O quadro de emergência da direita populista no Brasil é distinto tanto na forma quanto na escala. Na forma, a construção de uma narrativa em torno dos movimentos migratórios como origem da crise, econômica e de segurança, é extremamente marginal e tem repercussão limitada. A reação das forças de direita é contra a corrupção sistêmica e o quadro de desequilíbrio fiscal decorrente do intervencionismo estatal nas últimas administrações federais.
Em termos de forma, a extrema direita no Brasil não se apresenta como alternativa de poder nacional. Em vários países da Europa, a começar pela França, a direita populista é a terceira força política do país.

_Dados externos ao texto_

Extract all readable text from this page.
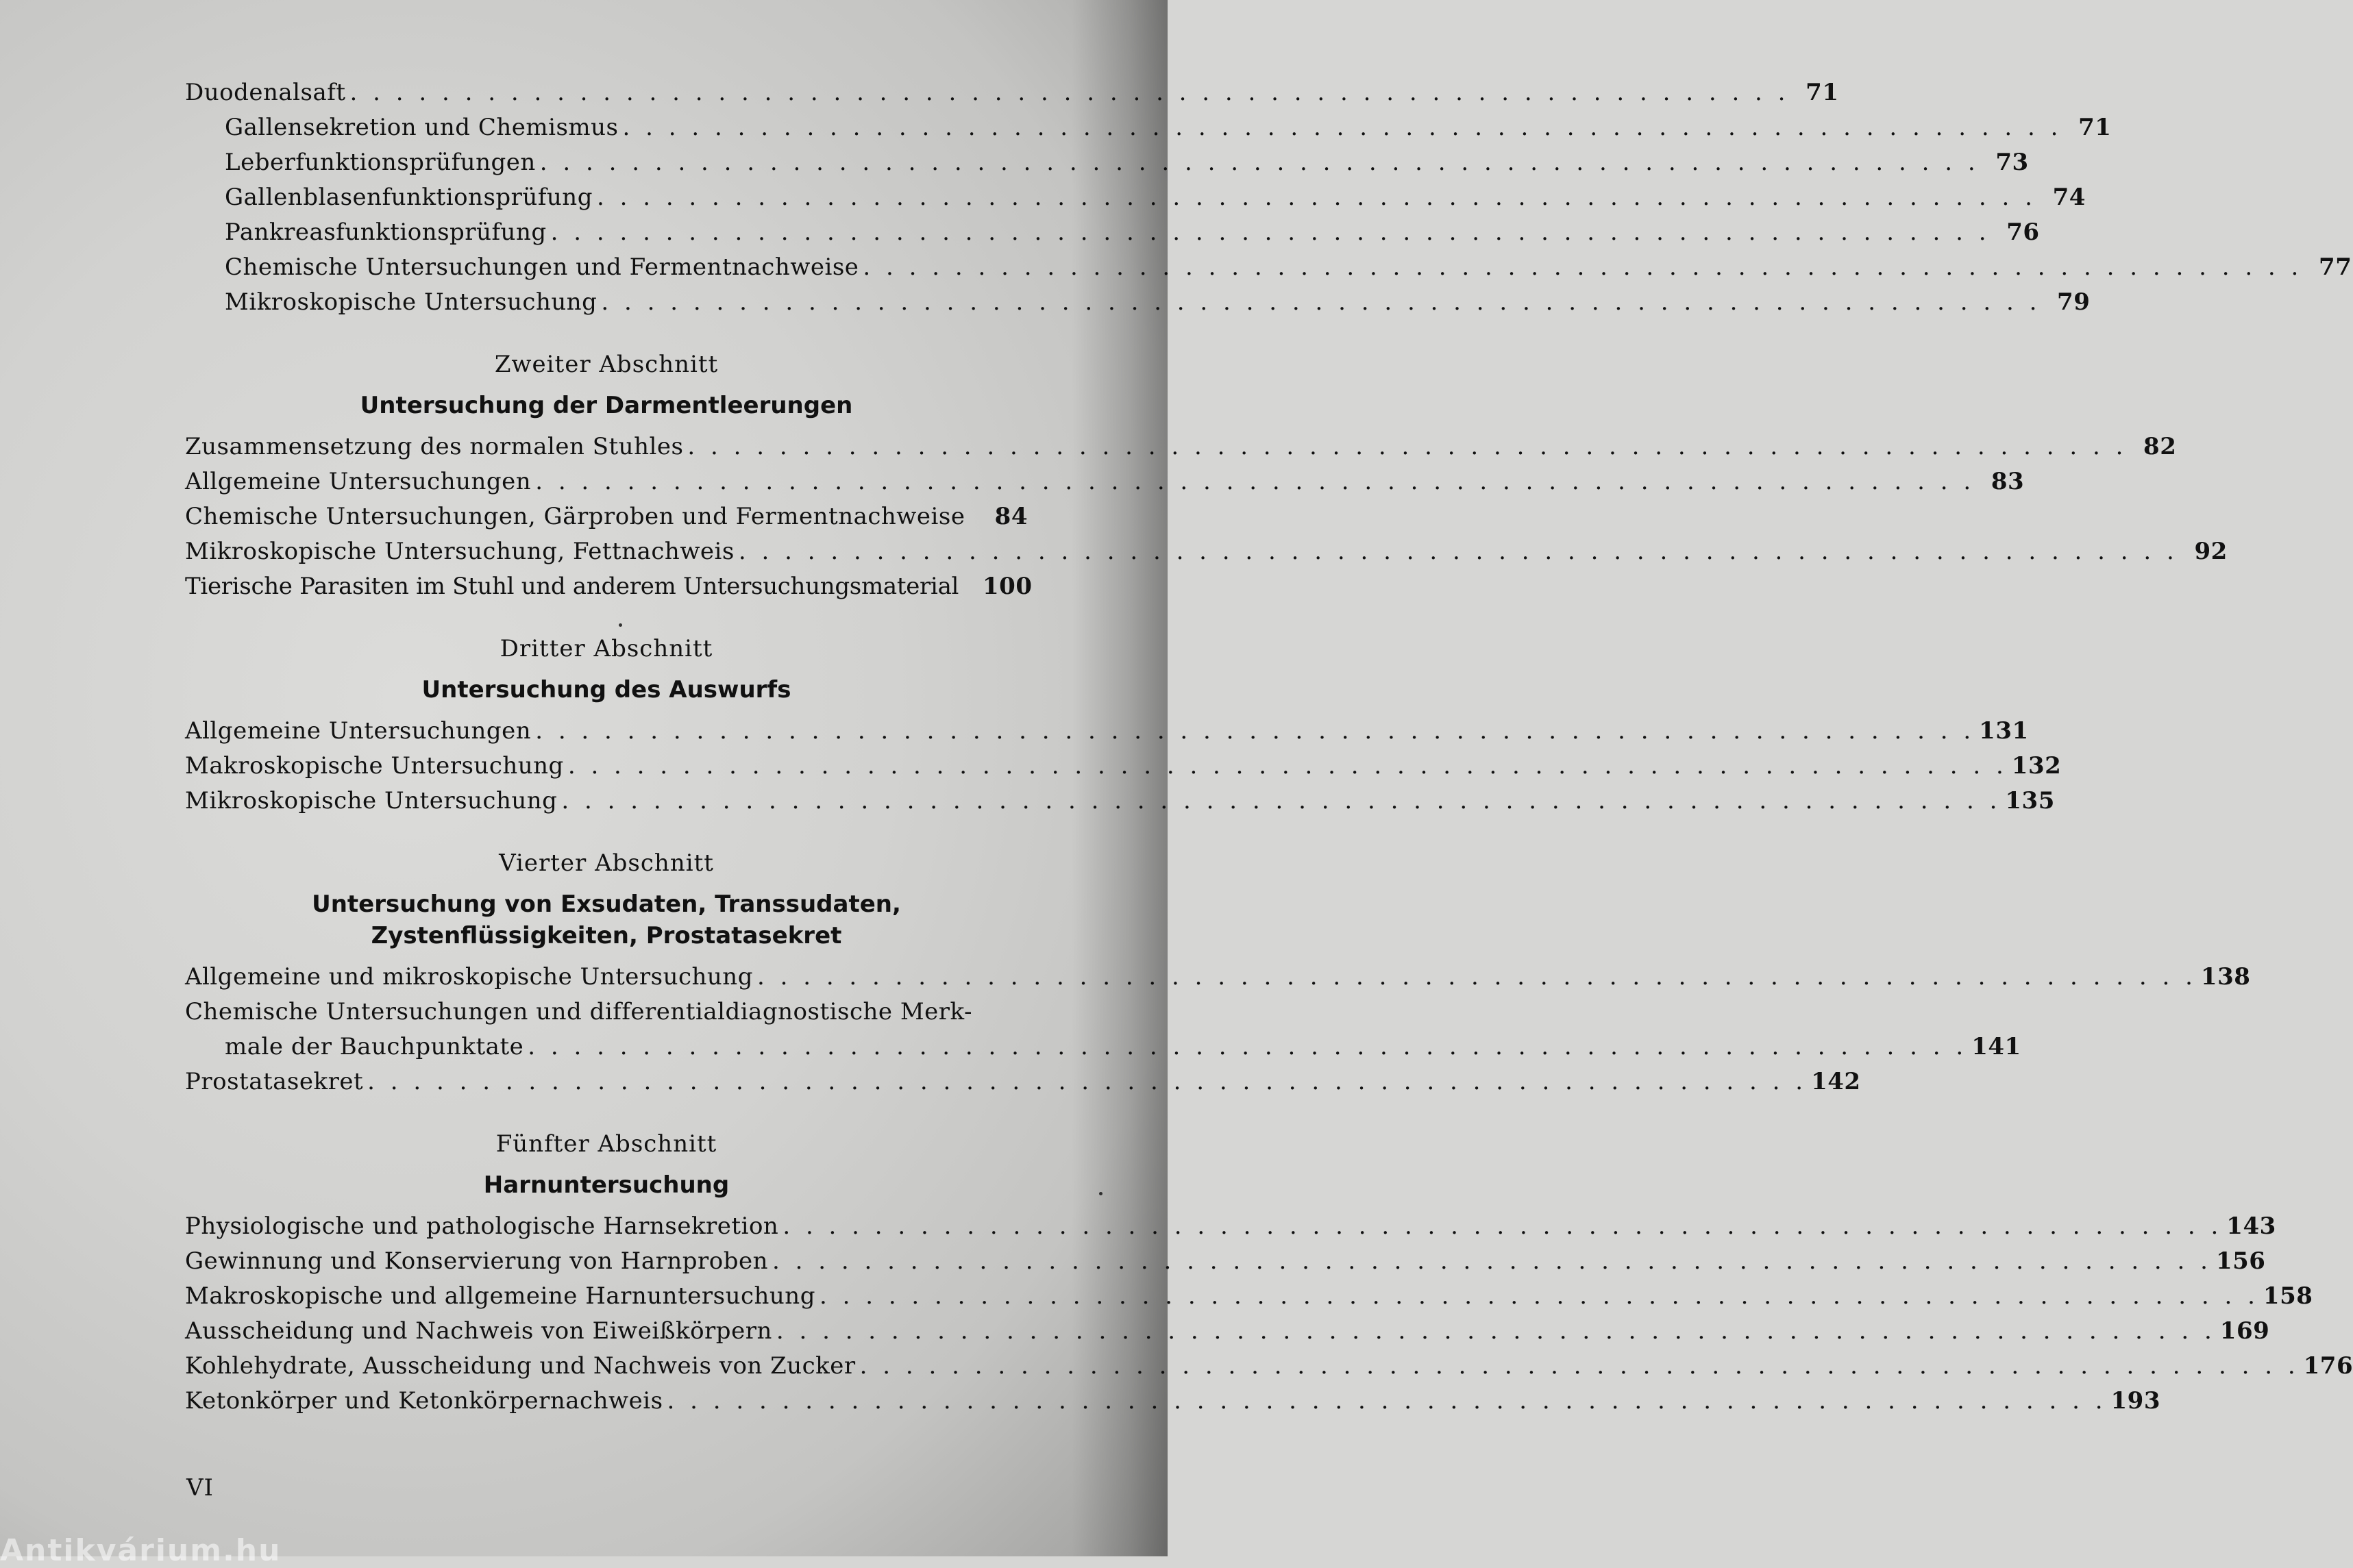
Duodenalsaft . . .	71
Gallensekretion und Chemismus . . .	71
Leberfunktionsprüfungen . . .	73
Gallenblasenfunktionsprüfung . . .	74
Pankreasfunktionsprüfung . . .	76
Chemische Untersuchungen und Fermentnachweise . . .	77
Mikroskopische Untersuchung . . .	79
Zweiter Abschnitt
Untersuchung der Darmentleerungen
Zusammensetzung des normalen Stuhles . . .	82
Allgemeine Untersuchungen . . .	83
Chemische Untersuchungen, Gärproben und Fermentnachweise	84
Mikroskopische Untersuchung, Fettnachweis . . .	92
Tierische Parasiten im Stuhl und anderem Untersuchungsmaterial	100
Dritter Abschnitt
Untersuchung des Auswurfs
Allgemeine Untersuchungen . . .	131
Makroskopische Untersuchung . . .	132
Mikroskopische Untersuchung . . .	135
Vierter Abschnitt
Untersuchung von Exsudaten, Transsudaten, Zystenflüssigkeiten, Prostatasekret
Allgemeine und mikroskopische Untersuchung . . .	138
Chemische Untersuchungen und differentialdiagnostische Merk-
male der Bauchpunktate . . .	141
Prostatasekret . . .	142
Fünfter Abschnitt
Harnuntersuchung
Physiologische und pathologische Harnsekretion . . .	143
Gewinnung und Konservierung von Harnproben . . .	156
Makroskopische und allgemeine Harnuntersuchung . . .	158
Ausscheidung und Nachweis von Eiweißkörpern . . .	169
Kohlehydrate, Ausscheidung und Nachweis von Zucker . . .	176
Ketonkörper und Ketonkörpernachweis . . .	193
VI
Antikvárium.hu
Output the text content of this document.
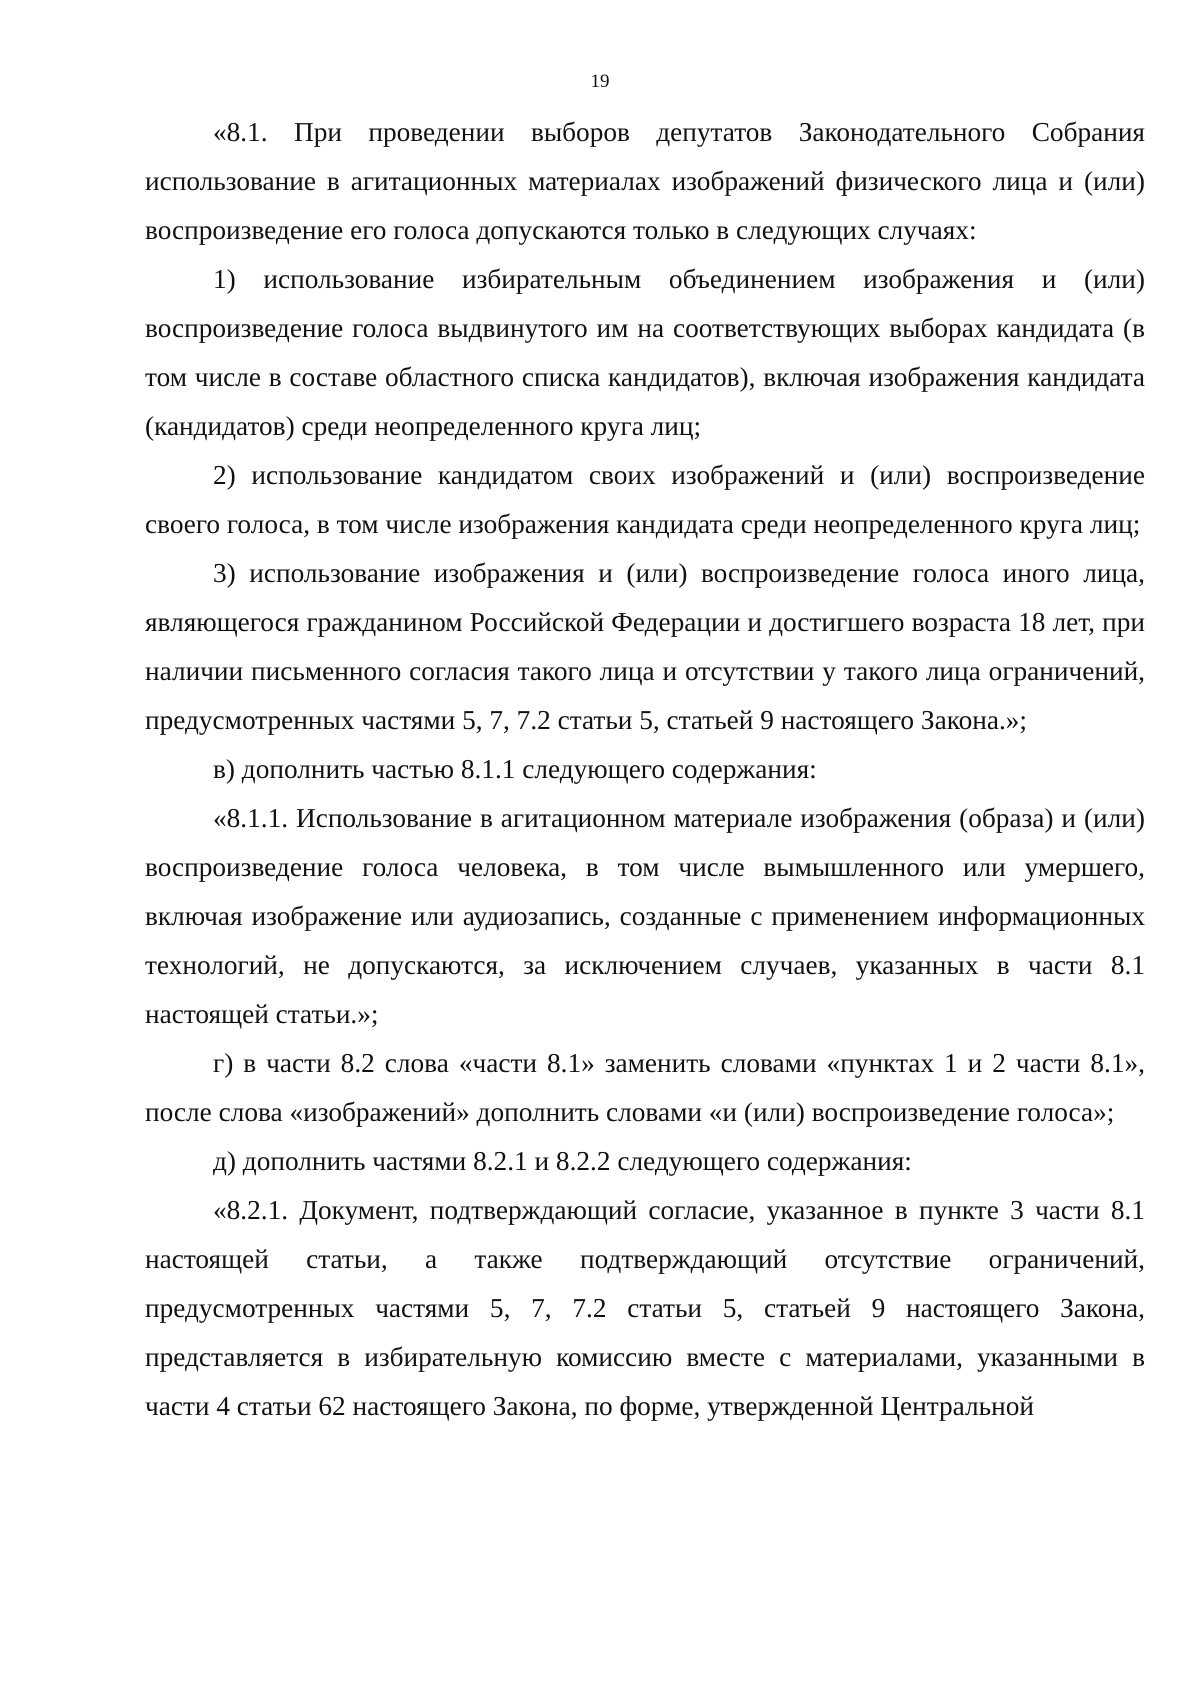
19

«8.1. При проведении выборов депутатов Законодательного Собрания использование в агитационных материалах изображений физического лица и (или) воспроизведение его голоса допускаются только в следующих случаях:

1) использование избирательным объединением изображения и (или) воспроизведение голоса выдвинутого им на соответствующих выборах кандидата (в том числе в составе областного списка кандидатов), включая изображения кандидата (кандидатов) среди неопределенного круга лиц;

2) использование кандидатом своих изображений и (или) воспроизведение своего голоса, в том числе изображения кандидата среди неопределенного круга лиц;

3) использование изображения и (или) воспроизведение голоса иного лица, являющегося гражданином Российской Федерации и достигшего возраста 18 лет, при наличии письменного согласия такого лица и отсутствии у такого лица ограничений, предусмотренных частями 5, 7, 7.2 статьи 5, статьей 9 настоящего Закона.»;

в) дополнить частью 8.1.1 следующего содержания:

«8.1.1. Использование в агитационном материале изображения (образа) и (или) воспроизведение голоса человека, в том числе вымышленного или умершего, включая изображение или аудиозапись, созданные с применением информационных технологий, не допускаются, за исключением случаев, указанных в части 8.1 настоящей статьи.»;

г) в части 8.2 слова «части 8.1» заменить словами «пунктах 1 и 2 части 8.1», после слова «изображений» дополнить словами «и (или) воспроизведение голоса»;

д) дополнить частями 8.2.1 и 8.2.2 следующего содержания:

«8.2.1. Документ, подтверждающий согласие, указанное в пункте 3 части 8.1 настоящей статьи, а также подтверждающий отсутствие ограничений, предусмотренных частями 5, 7, 7.2 статьи 5, статьей 9 настоящего Закона, представляется в избирательную комиссию вместе с материалами, указанными в части 4 статьи 62 настоящего Закона, по форме, утвержденной Центральной
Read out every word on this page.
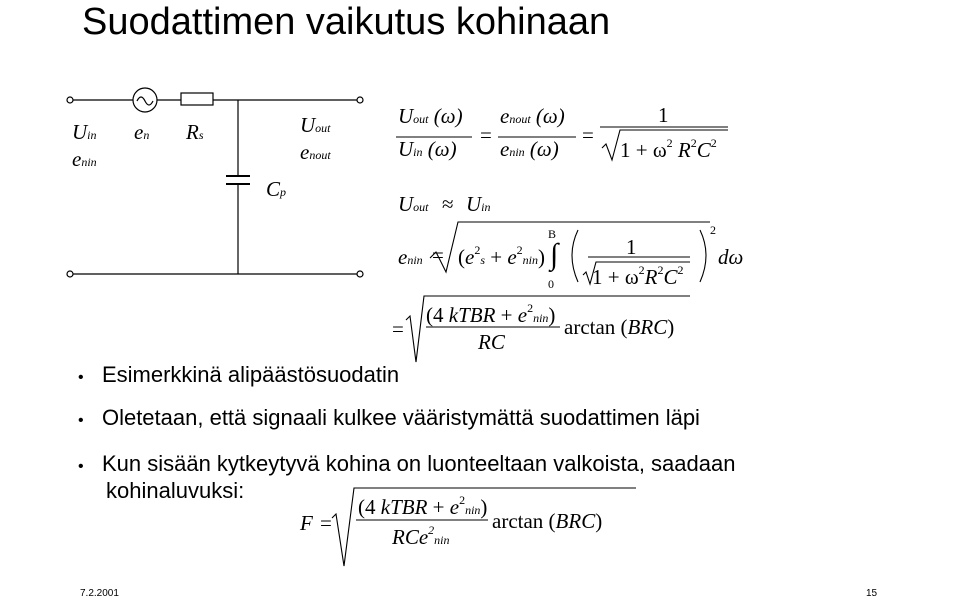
Suodattimen vaikutus kohinaan
Uin
enin
en Rs	Uout
enout
Cp
Uout (ω)
Uin (ω)
=
enout (ω)
enin (ω)
=
1
$1 + \omega^2$ $R^2C^2$
Uout ≈ Uin
enin = $(e^2s + e^2nin)$
B
∫
0
1
$1 + \omega^2R^2C^2$
2
dω
=
(4 kTBR + $e^2nin$)
RC
arctan (BRC)
• Esimerkkinä alipäästösuodatin
• Oletetaan, että signaali kulkee vääristymättä suodattimen läpi
• Kun sisään kytkeytyvä kohina on luonteeltaan valkoista, saadaan
kohinaluvuksi:
F =
(4 kTBR + $e^2nin$)
RCe$^2$nin
arctan (BRC)
7.2.2001	15
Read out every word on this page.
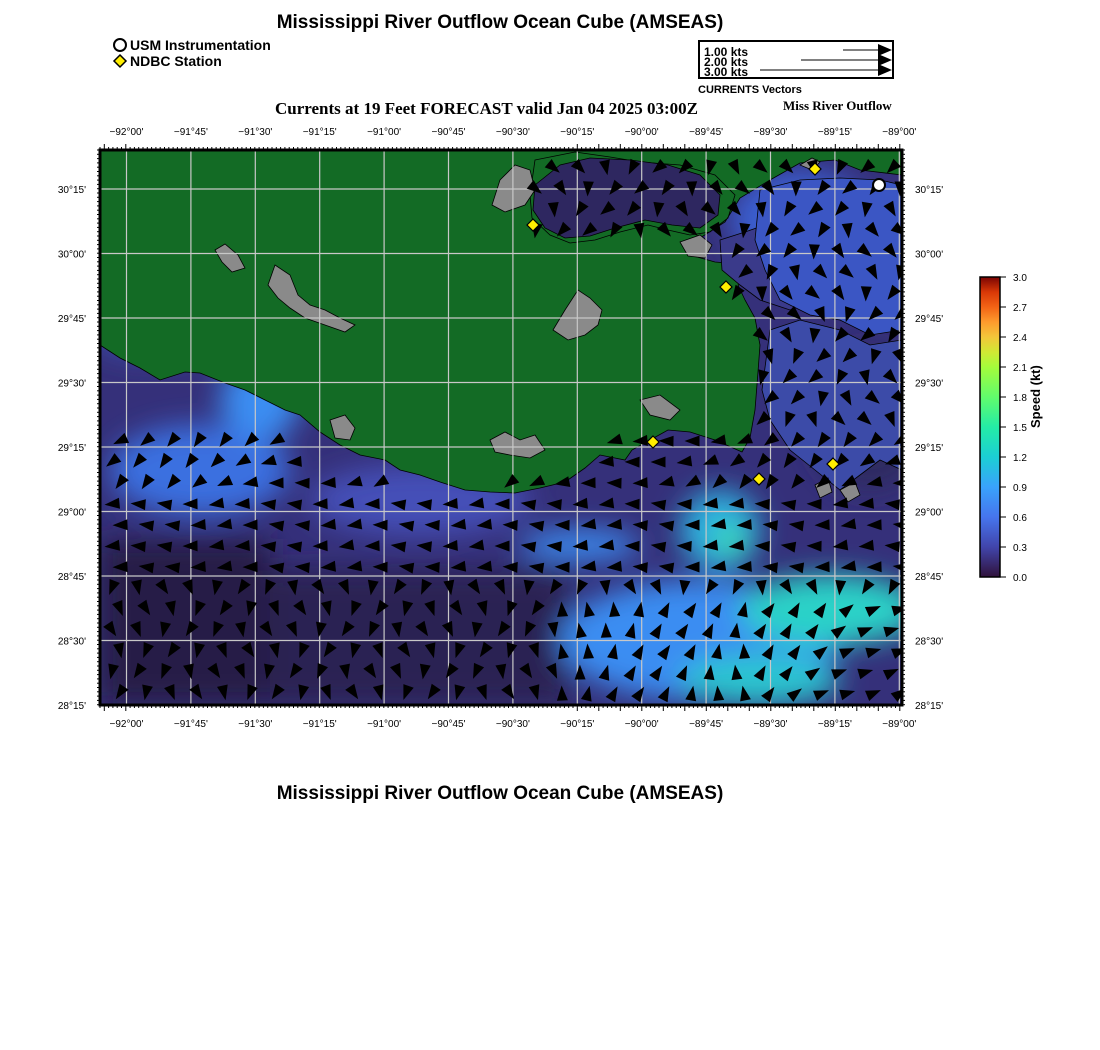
Mississippi River Outflow Ocean Cube (AMSEAS)
USM Instrumentation
NDBC Station
1.00 kts
2.00 kts
3.00 kts
CURRENTS Vectors
Currents at 19 Feet FORECAST valid Jan 04 2025 03:00Z	Miss River Outflow
−92°00'
−92°00'
−91°45'
−91°45'
−91°30'
−91°30'
−91°15'
−91°15'
−91°00'
−91°00'
−90°45'
−90°45'
−90°30'
−90°30'
−90°15'
−90°15'
−90°00'
−90°00'
−89°45'
−89°45'
−89°30'
−89°30'
−89°15'
−89°15'
−89°00'
−89°00'
30°15'	30°15'
30°00'	30°00'
29°45'	29°45'
29°30'	29°30'
29°15'	29°15'
29°00'	29°00'
28°45'	28°45'
28°30'	28°30'
28°15'	28°15'
3.0
2.7
2.4
2.1
1.8
1.5
1.2
0.9
0.6
0.3
0.0
Speed (kt)
Mississippi River Outflow Ocean Cube (AMSEAS)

Nos EUA, a direita populista é uma realidade, e a formação do quadro executivo de Bush dissipou qualquer esperança de que "campanha é campanha" e "governo é governo". Em ambos os casos, Europa e EUA, a emergência dessas forças políticas representam um choque de stress em processos consolidados de integração regional, tais como o Tratado Norte-Americano de Livre Comércio (Nafta ) e a União Europeia (UE).
No caso da UE, o risco de impacto global é ainda maior, não apenas pela dimensão econômica envolvida, mas também pela dimensão simbólica, pelo fato de o processo europeu ser uma referência de integração para outras regiões. Muitos analistas europeus afirmam que a eleição da Marine Le Pen (Frente Nacional) na França seria um golpe fatal à UE, já fortemente impactada pelo Brexit.
O risco de o Mercosul sofrer impacto substantivo por conta da emergência de algo similar ao populismo de direita no Brasil é baixo. Os partidos de peso no país gravitam em torno do centro do espectro ideológico. O arco de oscilação do pêndulo do espectro político partidário ainda é estreito no Brasil. Que não haja impulso para jogá-lo para os extremos e, se houver, que haja forças contrárias para mantê-lo em espectro mais restrito.